二年目の春

「思った以上に出来るな。」

「なんで自分が一番驚いてるのよ。」

この日の夜、横島は美砂達にせがまれて美砂が持ち込んだ楽器の一つであるギターを一階に運び弾いてみることにした。

ギターの物自体はアコースティックとエレキの初心者用の二本持ち込まれていて、横島はアコースティックギターを調律しながら軽く弾いてみるが過去の自分の記憶より格段に上手く弾けることに横島自身が一番驚き周りの少女達はそんな横島を不思議そうに見ている。


「いやギターなんて中学の時以来だしさ。 当時は普通の人間だったから素人に毛が生えた程度しか弾けなかったはずなんだが。」

何故経験もない楽器が弾けるのか横島は自分でも不思議らしく理由を考え始めるが、少なく見積もっても十五年は触ってもない楽器が自然と弾けてしまうのだから本人も不思議な感覚なのだろう。

ただこの辺りはやはり横島の基本的なスペックがすでに人間離れしているのが主な理由で、他には横島自身も意図してない経験や技術が自然と使えているだけである。


「昔はモテそうなことは何でもやったんだよなぁ。 ギターは高校に入学する時にボロアパートに独り暮らししなきゃならなくなって止めたけど。」

思った以上に簡単に弾けたことに楽しくなったのか、横島は少女達にとっては一昔前になる曲なんかを適当に弾き語りのように弾いていく。

中には知らない曲なんかもあったが知ってる曲もあり世界は違えど音楽は大差ないのだなと感じる。

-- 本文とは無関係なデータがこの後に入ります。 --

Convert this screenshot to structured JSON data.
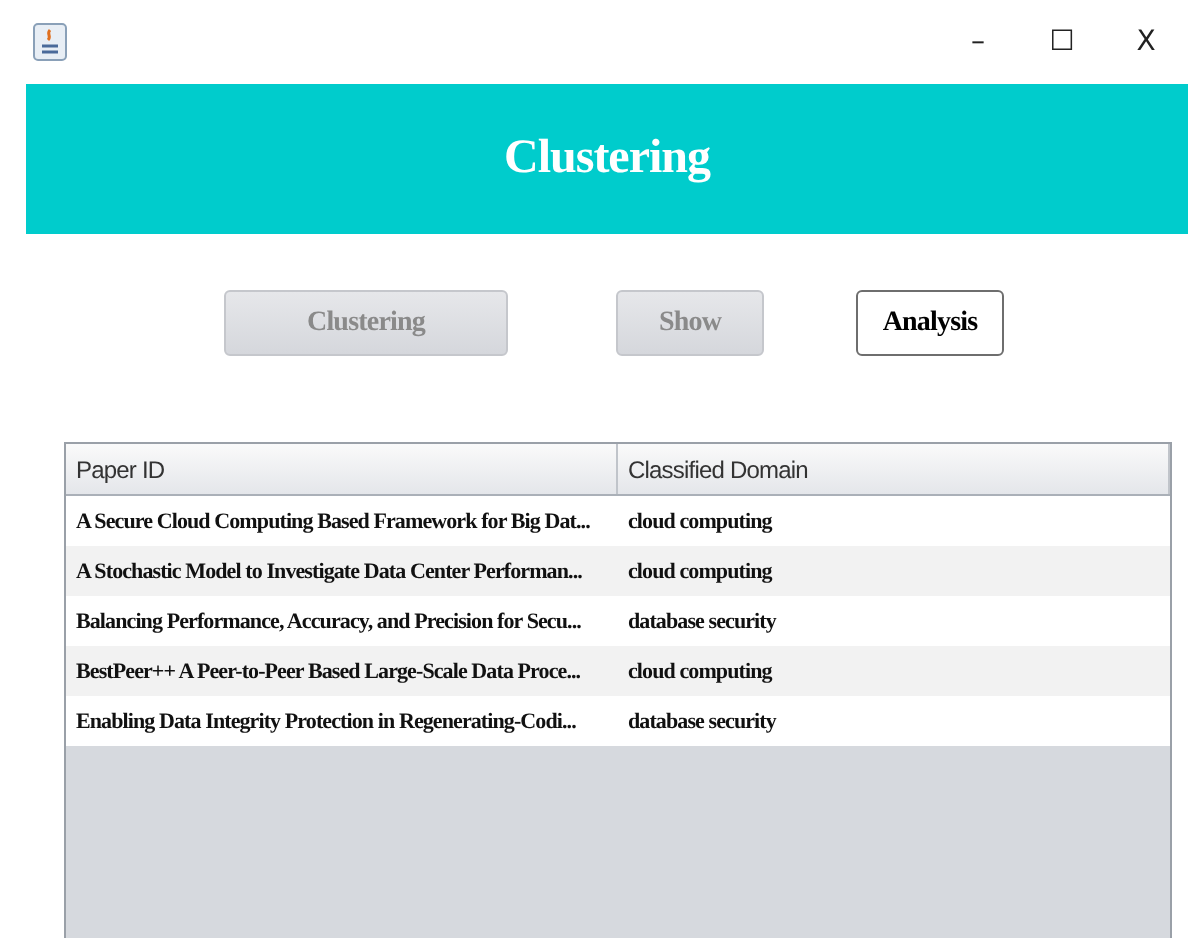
{
  "window": {
    "controls": [
      "–",
      "☐",
      "X"
    ]
  },
  "banner": {
    "title": "Clustering"
  },
  "buttons": [
    {
      "label": "Clustering",
      "disabled": true
    },
    {
      "label": "Show",
      "disabled": true
    },
    {
      "label": "Analysis",
      "disabled": false
    }
  ],
  "table": {
    "columns": [
      "Paper ID",
      "Classified Domain"
    ],
    "rows": [
      [
        "A Secure Cloud Computing Based Framework for Big Dat...",
        "cloud computing"
      ],
      [
        "A Stochastic Model to Investigate Data Center Performan...",
        "cloud computing"
      ],
      [
        "Balancing Performance, Accuracy, and Precision for Secu...",
        "database security"
      ],
      [
        "BestPeer++ A Peer-to-Peer Based Large-Scale Data Proce...",
        "cloud computing"
      ],
      [
        "Enabling Data Integrity Protection in Regenerating-Codi...",
        "database security"
      ]
    ]
  }
}
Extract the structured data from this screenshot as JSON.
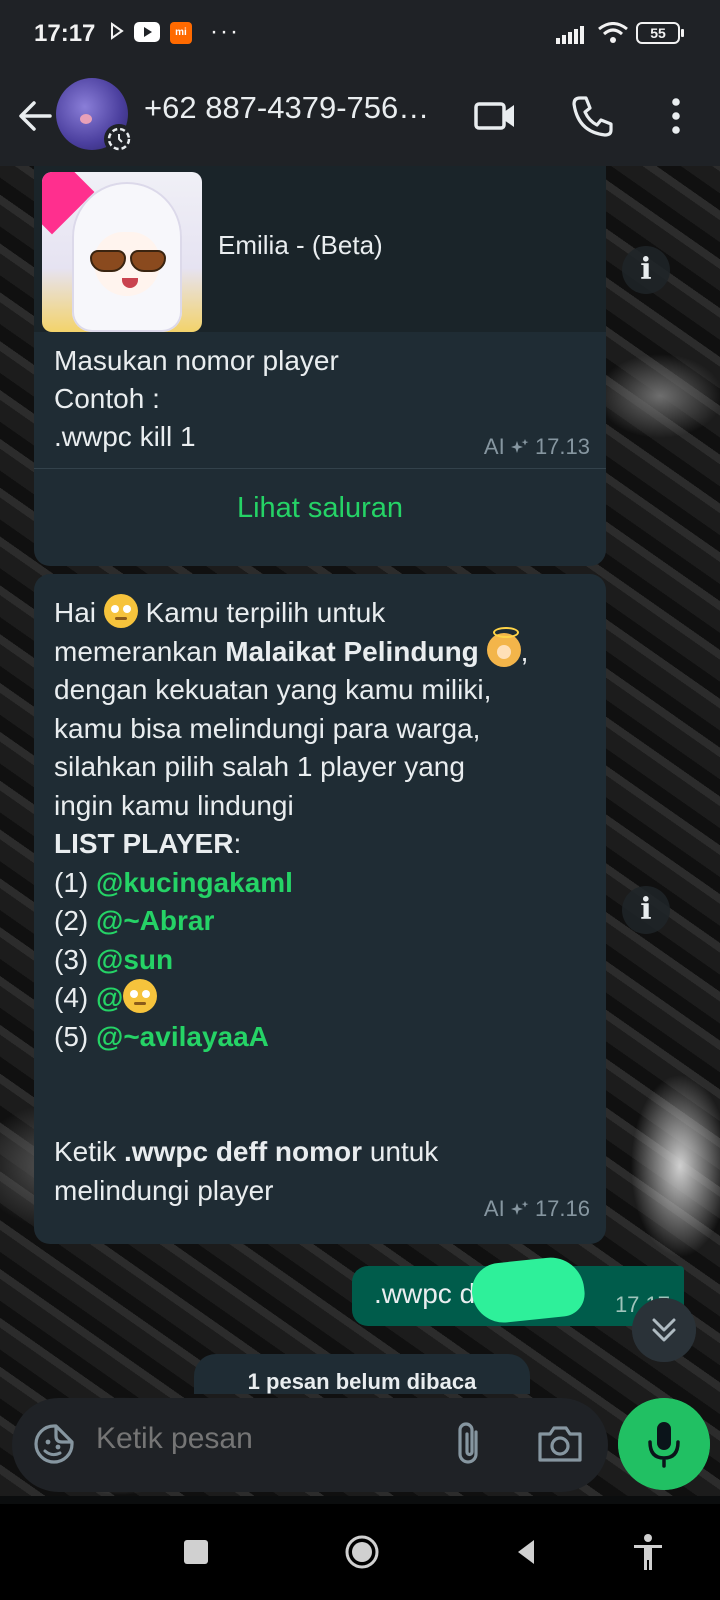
{
  "status_bar": {
    "time": "17:17",
    "more": "···",
    "battery": "55",
    "icons": [
      "play-icon",
      "youtube-icon",
      "mi-icon",
      "signal-icon",
      "wifi-icon",
      "battery-icon"
    ]
  },
  "header": {
    "contact": "+62 887-4379-756…",
    "icons": [
      "back-arrow-icon",
      "avatar",
      "video-call-icon",
      "phone-icon",
      "more-vert-icon"
    ]
  },
  "messages": {
    "first": {
      "preview_title": "Emilia - (Beta)",
      "lines": [
        "Masukan nomor player",
        "Contoh :",
        ".wwpc kill 1"
      ],
      "ai_label": "AI",
      "time": "17.13",
      "channel_link": "Lihat saluran"
    },
    "second": {
      "l1a": "Hai",
      "l1b": "Kamu terpilih untuk",
      "l2a": "memerankan",
      "l2b": "Malaikat Pelindung",
      "l2c": ",",
      "l3": "dengan kekuatan yang kamu miliki,",
      "l4": "kamu bisa melindungi para warga,",
      "l5": "silahkan pilih salah 1 player yang",
      "l6": "ingin kamu lindungi",
      "list_heading": "LIST PLAYER",
      "list_colon": ":",
      "players": [
        {
          "num": "(1)",
          "name": "@kucingakaml"
        },
        {
          "num": "(2)",
          "name": "@~Abrar"
        },
        {
          "num": "(3)",
          "name": "@sun"
        },
        {
          "num": "(4)",
          "name": "@"
        },
        {
          "num": "(5)",
          "name": "@~avilayaaA"
        }
      ],
      "footer_a": "Ketik",
      "footer_b": ".wwpc deff nomor",
      "footer_c": "untuk",
      "footer_d": "melindungi player",
      "ai_label": "AI",
      "time": "17.16"
    },
    "sent": {
      "text": ".wwpc d",
      "time": "17.17"
    }
  },
  "unread_banner": "1 pesan belum dibaca",
  "composer": {
    "placeholder": "Ketik pesan"
  },
  "colors": {
    "accent": "#25d366",
    "bubble_in": "#1f2c34",
    "bubble_out": "#005c4b",
    "mic": "#21c063"
  }
}
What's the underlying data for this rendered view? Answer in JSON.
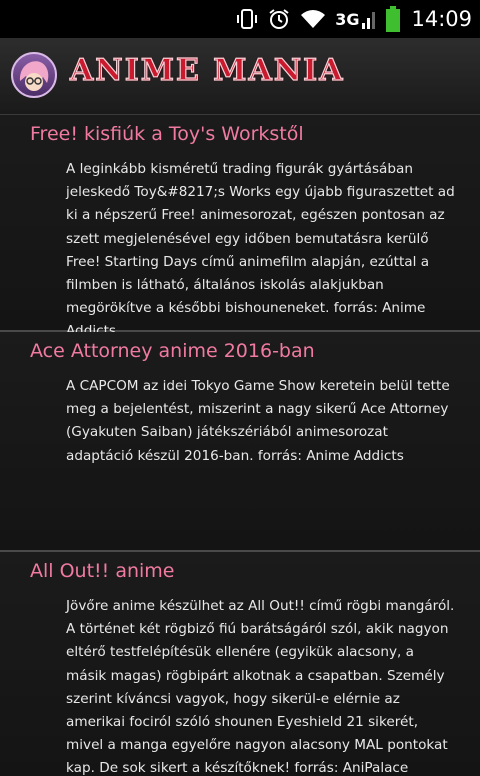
{
  "status_bar": {
    "network": "3G",
    "time": "14:09",
    "icons": [
      "vibrate-icon",
      "alarm-icon",
      "wifi-icon",
      "signal-icon",
      "battery-icon"
    ],
    "battery_color": "#3fbf2f"
  },
  "app_bar": {
    "title": "ANIME MANIA",
    "title_color": "#c91a2e"
  },
  "articles": [
    {
      "title": "Free! kisfiúk a Toy's Workstől",
      "body": "A leginkább kisméretű trading figurák gyártásában jeleskedő Toy&#8217;s Works egy újabb figuraszettet ad ki a népszerű Free! animesorozat, egészen pontosan az szett megjelenésével egy időben bemutatásra kerülő Free! Starting Days című animefilm alapján, ezúttal a filmben is látható, általános iskolás alakjukban megörökítve a későbbi bishouneneket. forrás: Anime Addicts"
    },
    {
      "title": "Ace Attorney anime 2016-ban",
      "body": "A CAPCOM az idei Tokyo Game Show keretein belül tette meg a bejelentést, miszerint a nagy sikerű Ace Attorney (Gyakuten Saiban) játékszériából animesorozat adaptáció készül 2016-ban. forrás: Anime Addicts"
    },
    {
      "title": "All Out!! anime",
      "body": "Jövőre anime készülhet az All Out!! című rögbi mangáról. A történet két rögbiző fiú barátságáról szól, akik nagyon eltérő testfelépítésük ellenére (egyikük alacsony, a másik magas) rögbipárt alkotnak a csapatban. Személy szerint kíváncsi vagyok, hogy sikerül-e elérnie az amerikai fociról szóló shounen Eyeshield 21 sikerét, mivel a manga egyelőre nagyon alacsony MAL pontokat kap. De sok sikert a készítőknek! forrás: AniPalace"
    }
  ],
  "colors": {
    "title_pink": "#f07aa0",
    "body_text": "#e8e8e8",
    "background": "#111111"
  }
}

つい懐かしくなったのか横島は中学時代に女にモテたくてギターを始めたことや、最初は父親に教えてもらったがその父親が妙に上手くて自慢や馬鹿にされた話なんかを語ってしまう。


「マスターのお父さんってさあ……。」

「親子とは似るものなんでしょうか?」

この時横島は話の流れで父親がモテまくって女癖が悪かったと羨ましげにというか苦々しげに語ると流石に少女達の中には嫌そうな表情をする者もいるが、何人かの冷静な少女達は客観的に見ると今の横島も似たようなものなのではという疑問が頭に浮かぶ。

加えて横島の過去の話は自己不信や誤解からくる勘違いも結構多いので精査が必要なのはみんな理解している。

ちなみに夕映やのどかが確認の為に母親との夫婦関係について聞くと至って良好で浮気してしばかれることはあっても仲はいいとの話から、少女達は横島の両親も規格外な可能性が高く一概に判断出来ないとの結論を出していた。


「どうせ俺はギター漫談でもしてる方が似合ってるよ。」

「そんなことないって。 結構イケテるよ。 マスター歌うまいし。」

その後過去の話をしたからか横島はまたコンプレックスをこじらせてしまい、少女達は顔にこそ出さないがまたかと思いつつをなだめていくことになる。

ある意味横島のコンプレックスは持病のようなものだと周りは思っていて、きっと一生治らないんじゃないかなとさえ思っていた。

このコンプレックスさえなければ本当にモテるのにと誰もが思うが、正直これ以上横島がモテても少女達には一切いいことがないのでそこを指摘する者は流石に居ないらしい。